Cela signi­fie enfin irri­guer la socié­té car, faute d’accrochage plus orga­nique, le risque est de res­ter dans l’entre-soi : « Faire socié­té plu­tôt que faire com­mu­nau­té » : cette maxime, qui entend pro­mou­voir la ren­contre entre les cultures et les popu­la­tions dif­fé­rentes, concerne aus­si, à bien des égards, la stra­té­gie de déve­lop­pe­ment des par­tis poli­tiques comme organisation.

  1. Sous : la direc­tion de K. Des­chou­wer : « Atti­tudes et com­por­te­ments des élec­teurs lors du scru­tin du 25 mai 2014 », dos­sier du Crisp n°2225, 2014.
  2. Une oli­gar­chie selon les termes de Michels Robert.
  3. La Revue nou­velle, « Les cli­vages struc­turent-ils encore la socié­té ? », octobre 2009.
  4. Ain­si Benoît Lechat, Éco­lo : la démo­cra­tie comme pro­jet, Eto­pia 2014 et Pierre-Etienne Sco­rier, Démo­cra­tie mana­gé­riale, démo­cra­tie déli­bé­ra­tive et éco­lo­gie poli­tique, mémoire Fopes 2012.
  5. Daniel Gaxie : « Éco­no­mie des par­tis et rétri­bu­tions du mili­tan­tisme », Revue fran­çaise de science poli­tique, n°1, 1977 ; Guillaume Sain­te­ny : « La rétri­bu­tion du mili­tan­tisme éco­lo­gique », Revue fran­çaise de socio­lo­gie, 36 – 3, 1995.
  6. Ce qui fait appa­raitre la poli­tique comme une forme de ges­tion paci­fique de la violence.
  7. J.-Fr.

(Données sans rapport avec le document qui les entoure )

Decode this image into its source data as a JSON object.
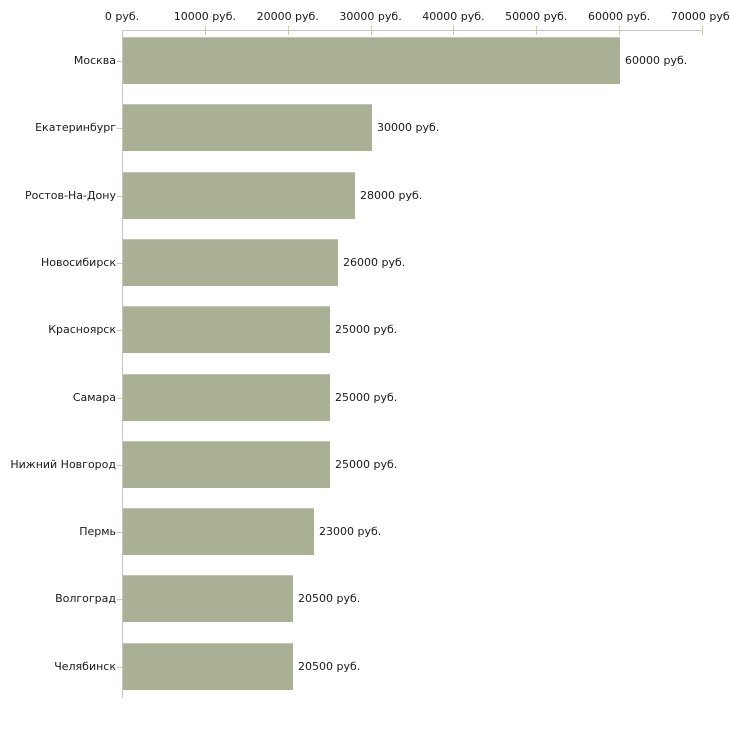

Medard, « Le rap­port de clien­tèle : du phé­no­mène social à l’analyse poli­tique », Revue fran­çaise de science poli­tique, n°1, 1976, p.103 – 131.
  8. Jean-Marc Bour­din : « La riva­li­té des égaux : une anthro­po­lo­gie poli­tique girar­dienne », Cités n°53, « René Girard poli­tique », p.33 et suivantes.
  9. Chaque orga­ni­sa­tion est un com­pro­mis spé­ci­fique entre l’«institué » et l’«instituant ». L’institué, c’est le déjà là : l’ordre en place de l’organisation. C’est son volet péren­ni­té. L’instituant, c’est davan­tage la force créa­trice, voire le ques­tion­ne­ment de l’ordre des choses sous la pous­sée des acteurs indi­vi­duels ou col­lec­tifs au sein de l’organisation. Pour vivre, une orga­ni­sa­tion a besoin des deux.
  10. John Pit­seys, « Éco­lo et l’idéologie », Les ana­lyses du Crisp en ligne.